# Wtf!!!



## mach 0.0013137 (Jan 10, 2005)

Am I missing something here...item 300298303082  :blink:


----------



## jaslfc5 (Jan 2, 2007)

that is an odd price for that isnt it,but i do like the look of it though.he has some very nice looking watches in there.have you seen the alpha?


----------



## Nalu (Nov 28, 2003)

His prices usually aren't so out of touch. He clearly doesn't grasp that you'd need bullet-proof and impressive provenance - e.g. found on Cdr Crabb's wrist - to ask that kind of price.


----------



## William_Wilson (May 21, 2007)

Wow! Is it just me or does everything seem wrong with that auction. Looks like some kind of hodge podge. 

Later,

William


----------



## William_Wilson (May 21, 2007)

I'm awake now and looked this "CWC" over again. The "original" dial looks like a relume. The caseback that is "full military marked" does not seem to have any military numbers at all. The second hand looks more like an Omega. The movement does not look very ETA. The supposed issue date of '84 sounds wrong, I think they were all quartz by then. Is there something I'm not aware of going on here? :blink:

Later,

William


----------



## Filterlab (Nov 13, 2008)

William_Wilson said:


> I'm awake now and looked this "CWC" over again. The "original" dial looks like a relume. The caseback that is "full military marked" does not seem to have any military numbers at all. The second hand looks more like an Omega. The movement does not look very ETA. The supposed issue date of '84 sounds wrong, I think they were all quartz by then.

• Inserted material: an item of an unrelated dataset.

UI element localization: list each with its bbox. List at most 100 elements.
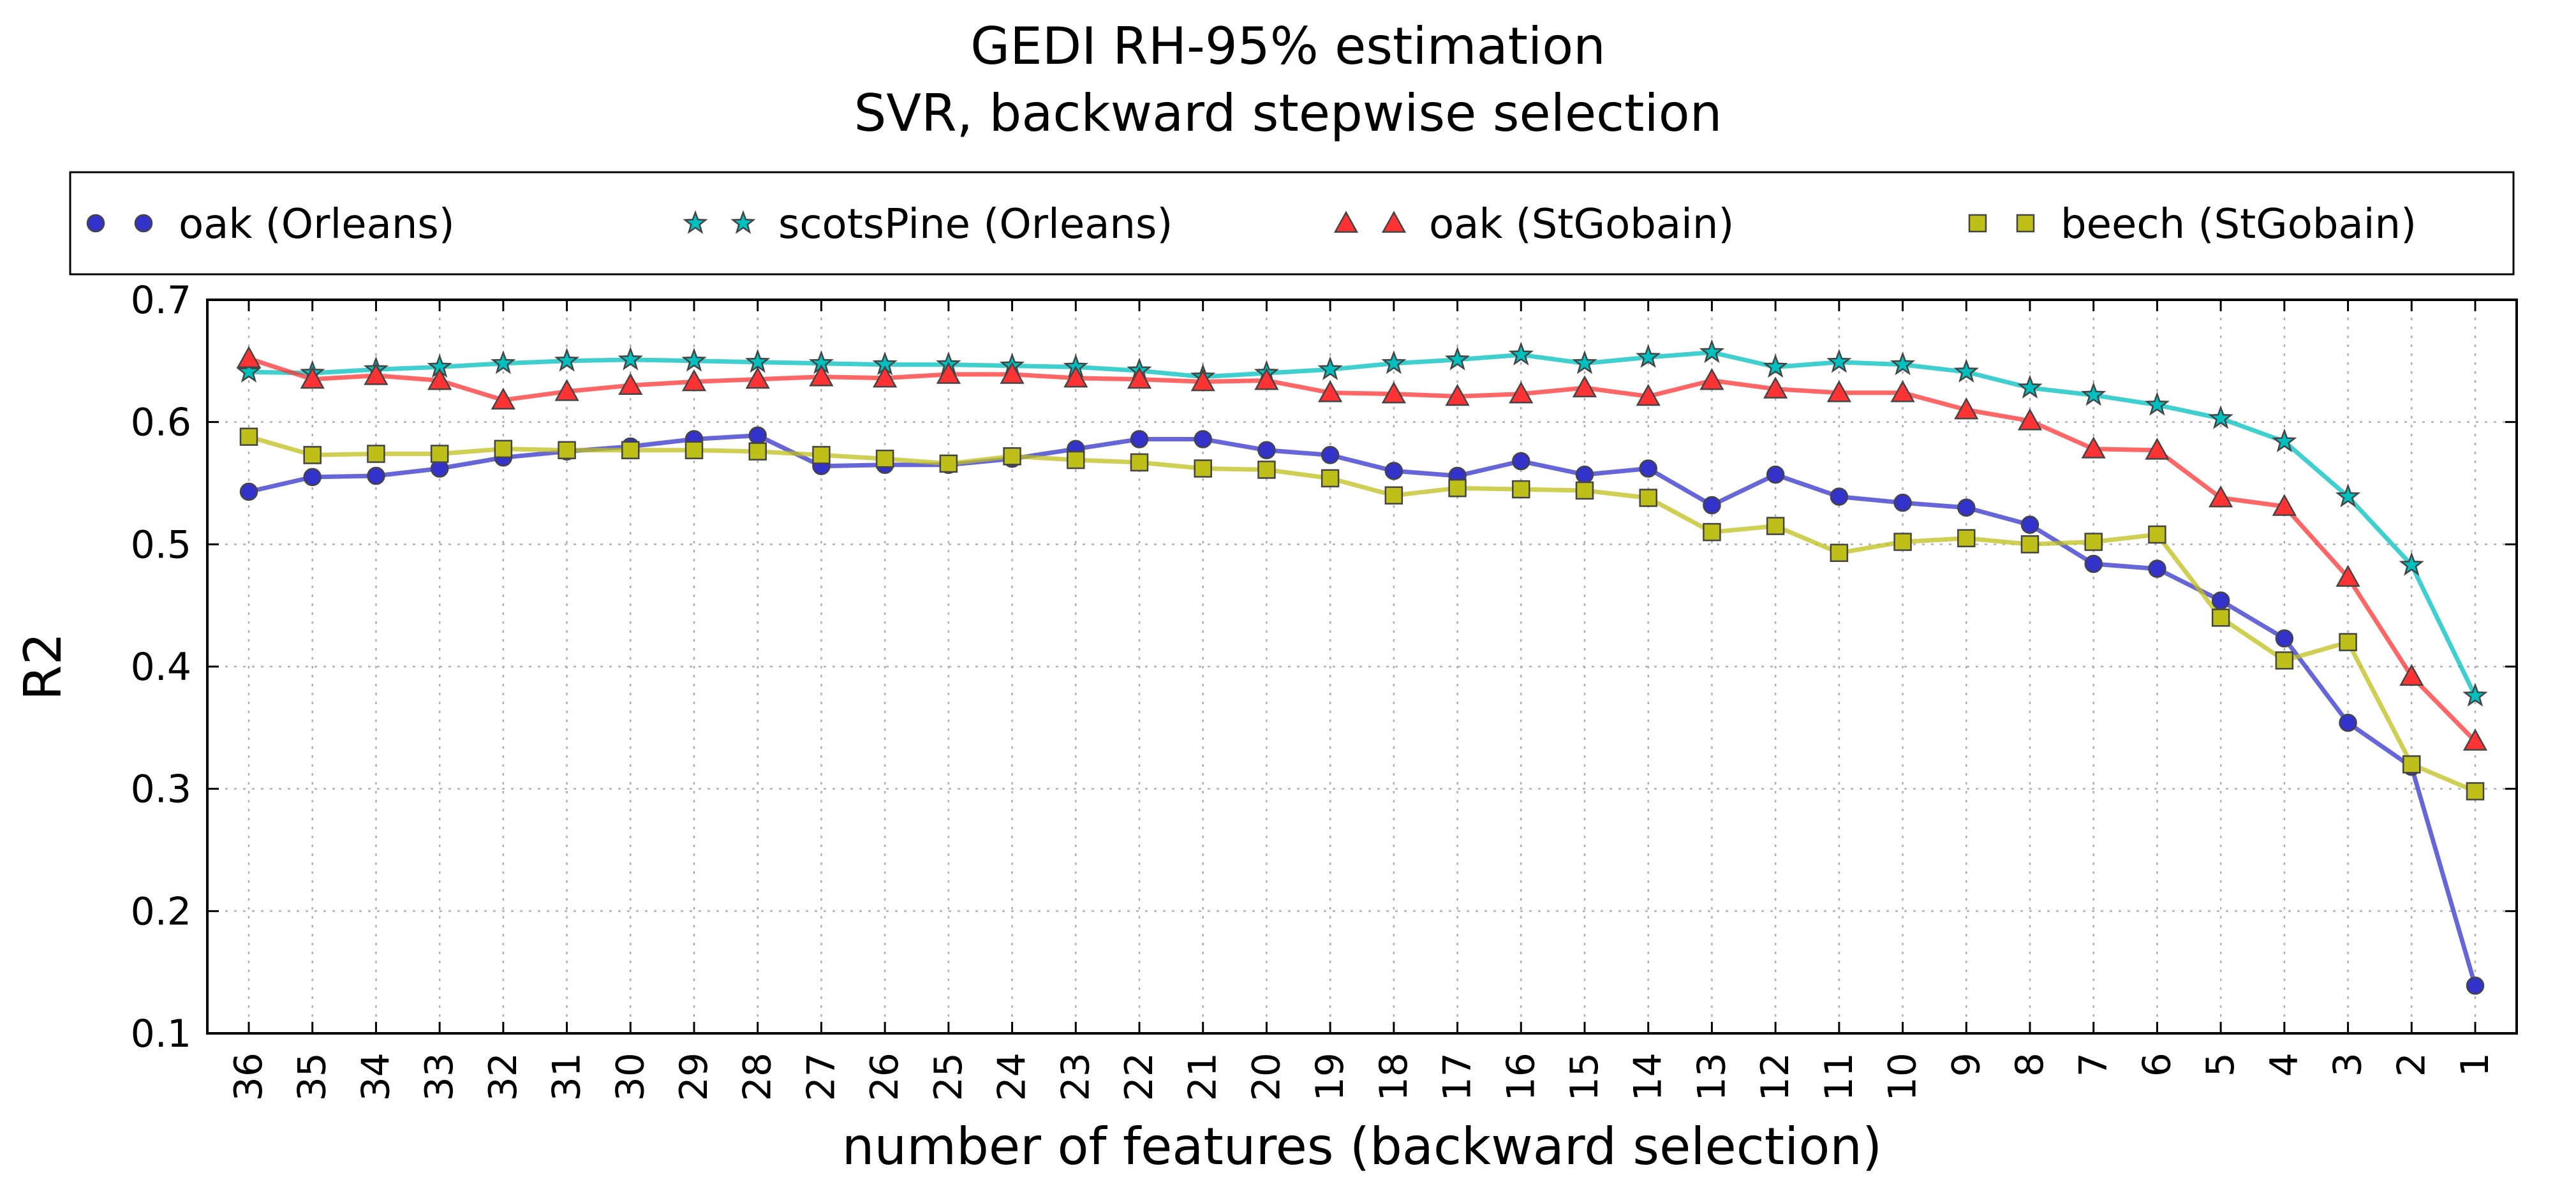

Other than that, it's fine. :lol:


----------



## bobjames (Mar 26, 2008)

he has some real crackers though in amongst his lots


----------



## dazaa (Feb 28, 2009)

bobjames said:


> he has some real crackers though in amongst his lots


But funny how none are tested or garunteed to keep time,pressure or water resistance. Somthing funny going on, perhaps he is buying damaged originals and sticking in random movements??

Still you can only laugh at the "yellowish patina"


----------



## Robert (Jul 26, 2006)

William_Wilson said:


> The caseback that is "full military marked" does not seem to have any military numbers at all.

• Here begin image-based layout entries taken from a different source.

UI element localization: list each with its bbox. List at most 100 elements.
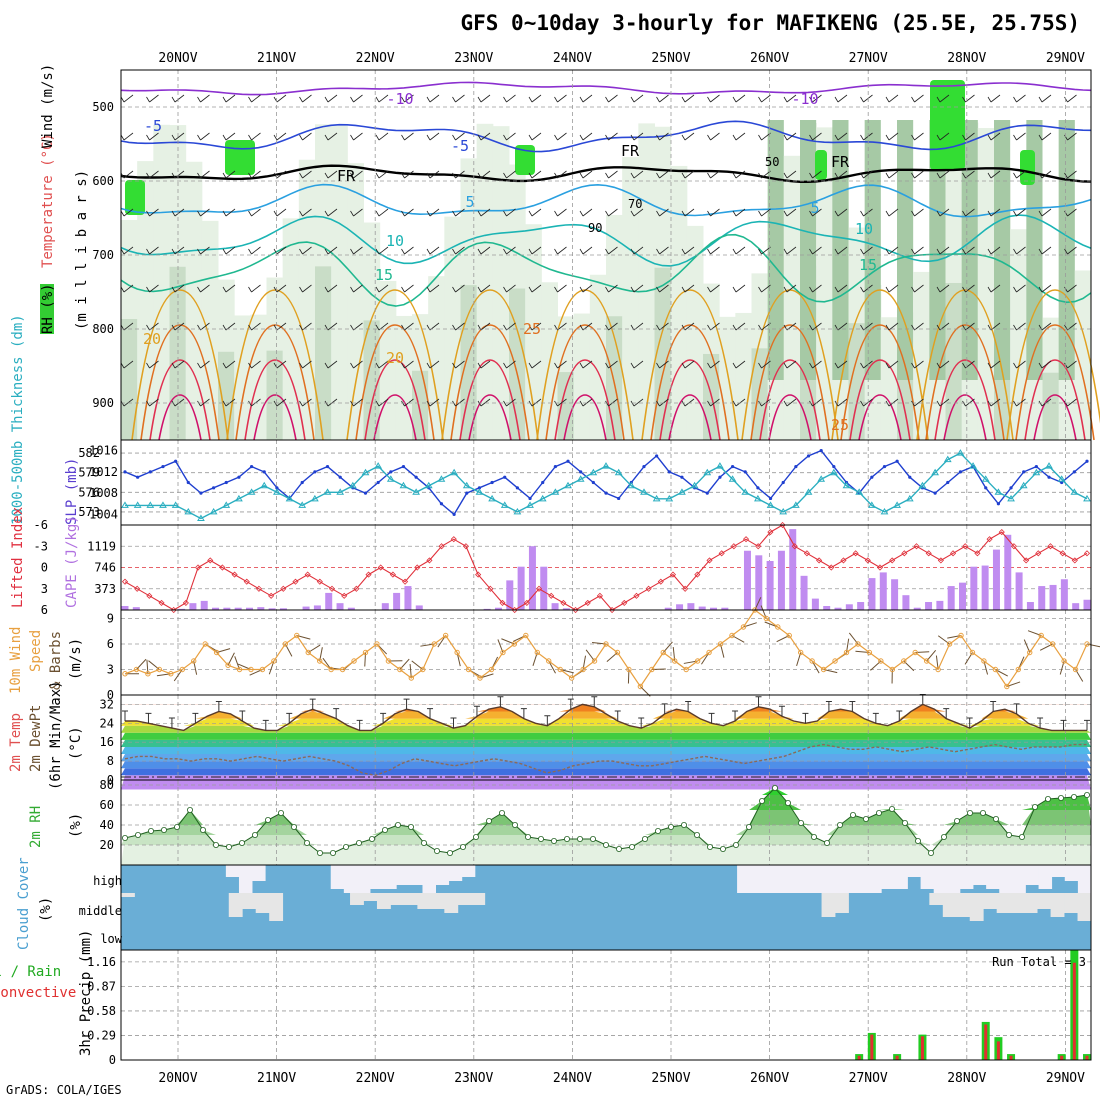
upper-wind-barb: [197, 398, 210, 407]
cape-li-panel: -6 -3 0 3 6 1119 746 373 Lifted Index CAPE (J/k…: [10, 507, 1092, 617]
upper-wind-barb: [324, 94, 338, 103]
rh2m-point: [1045, 796, 1052, 803]
wind10m-speed-point: [1038, 632, 1044, 639]
slp-point: [389, 470, 393, 474]
upper-wind-barb: [503, 360, 516, 369]
lifted-index-point: [998, 529, 1005, 536]
cloud-gap-high: [868, 865, 882, 893]
upper-wind-barb: [630, 170, 644, 179]
upper-wind-barb: [197, 246, 210, 255]
thickness-point: [766, 501, 775, 508]
upper-wind-barb: [299, 132, 312, 141]
precip-conv-bar: [984, 1024, 988, 1060]
thickness-point: [703, 468, 712, 476]
cape-bar: [970, 566, 978, 610]
temp2m-errorbar: [943, 708, 950, 719]
precip-label-2: Convective: [0, 985, 76, 1001]
upper-wind-barb: [477, 132, 491, 141]
thickness-point: [551, 488, 560, 495]
cape-bar: [528, 546, 536, 610]
wind10m-label-4: (m/s): [68, 638, 84, 680]
run-total-label: Run Total = 3: [992, 955, 1086, 969]
cloud-gap-high: [252, 865, 266, 881]
upper-wind-barb: [681, 284, 695, 293]
temp2m-errorbar: [427, 708, 434, 719]
upper-wind-barb: [248, 132, 261, 141]
upper-wind-barb: [222, 208, 236, 217]
lifted-index-point: [377, 564, 384, 571]
wind-tick-3: 3: [107, 663, 114, 677]
temp2m-band: [121, 718, 1091, 726]
cape-bar: [913, 607, 921, 610]
upper-wind-barb: [350, 170, 363, 179]
rh2m-point: [368, 836, 375, 843]
upper-wind-barb: [324, 208, 338, 217]
rh2m-point: [485, 818, 492, 825]
cloud-label-2: (%): [38, 897, 54, 922]
thickness-point: [564, 481, 572, 489]
thickness-point: [285, 494, 294, 502]
thickness-point: [602, 462, 610, 469]
upper-wind-barb: [1038, 284, 1052, 293]
thickness-point: [716, 462, 724, 469]
upper-wind-barb: [477, 360, 491, 369]
slp-point: [680, 475, 684, 479]
slp-point: [249, 464, 254, 469]
wind10m-speed-point: [763, 615, 770, 622]
slp-point: [275, 486, 279, 490]
wind10m-speed-point: [706, 649, 712, 656]
upper-wind-barb: [503, 284, 516, 293]
upper-wind-barb: [885, 360, 899, 369]
upper-wind-barb: [656, 170, 669, 179]
rh-shade-band: [638, 123, 655, 441]
upper-wind-barb: [987, 94, 1001, 103]
thickness-point: [817, 475, 826, 482]
cape-bar: [381, 603, 389, 610]
wind10m-speed-point: [454, 649, 460, 656]
rh-shade-band: [832, 120, 849, 380]
upper-wind-barb: [171, 398, 185, 407]
upper-wind-barb: [248, 398, 261, 407]
cloud-gap-middle: [255, 893, 270, 913]
temp2m-errorbar: [403, 698, 410, 710]
rh2m-point: [642, 836, 649, 843]
bottom-date-28NOV: 28NOV: [947, 1071, 986, 1086]
upper-wind-barb: [732, 132, 746, 141]
wind10m-speed-point: [832, 658, 838, 664]
upper-wind-barb: [885, 284, 899, 293]
cape-bar: [755, 555, 763, 610]
upper-wind-barb: [452, 170, 465, 179]
upper-wind-barb: [426, 170, 440, 179]
cape-bar: [1083, 599, 1091, 610]
upper-wind-barb: [401, 170, 414, 179]
temp2m-errorbar: [990, 701, 997, 712]
upper-wind-barb: [732, 94, 746, 103]
rh2m-point: [850, 812, 857, 819]
contour-dome: [768, 394, 812, 441]
rh2m-point: [160, 827, 167, 834]
wind10m-speed-point: [282, 641, 289, 647]
lifted-index-point: [268, 592, 275, 599]
lifted-index-point: [158, 599, 165, 606]
wind10m-speed-point: [557, 666, 563, 673]
slp-point: [794, 464, 798, 469]
contour-dome: [459, 359, 521, 441]
upper-wind-barb: [1013, 360, 1026, 369]
upper-wind-barb: [1038, 132, 1052, 141]
lifted-index-point: [974, 550, 981, 557]
slp-point: [882, 464, 887, 469]
rh2m-point: [433, 848, 440, 855]
lifted-index-point: [864, 557, 871, 564]
cloud-gap-high: [1038, 865, 1053, 889]
precip-frame: [120, 949, 1092, 1061]
cloud-gap-high: [999, 865, 1013, 893]
rh-shade-band: [735, 312, 752, 440]
cape-bar: [223, 607, 231, 610]
cloud-gap-middle: [1077, 893, 1092, 921]
rh2m-label-1: 2m RH: [28, 806, 44, 848]
thickness-point: [994, 488, 1003, 495]
cape-bar: [268, 608, 276, 610]
upper-wind-barb: [503, 398, 516, 407]
slp-point: [199, 491, 203, 495]
rh2m-point: [681, 822, 688, 829]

It does - but you have to look hard.


----------



## Robert (Jul 26, 2006)

potz said:


> Robert said:
> 
> 
> > William_Wilson said:
> ...


I wasn't meaning they were real - just that there are numbers. Engraving looks poor.


----------



## oubaas56 (Nov 23, 2008)

Don't all British issue watches have the arrow or "chickenfoot" stamped on the caseback?


----------



## oubaas56 (Nov 23, 2008)

Thought so. That was the first thing I spotted. Also the quasi-military issue no's are far too faint IMO. If I remember correctly whoever did the

military engraving on case backs was never shy. They did them deep.

On some vintage models I've seen the manufacturers markings were almost worn off & the military markings were still clearly legible.


----------



## Doctor Varney (Jul 21, 2007)

That's terrible. I can't see it being worth that. HK traders are to be avoided, in my opinion. Some might be alright, but they have a terrible reputation. Maybe he just put the decimal point in the wrong place? Be interesting to see if any mug actually buys it.


----------



## William_Wilson (May 21, 2007)

I'd like to know what that movement is, it looks Asian to me. It isn't an ETA 278x which I think is more along the lines of what should be in there. :huh:

Later,

William


----------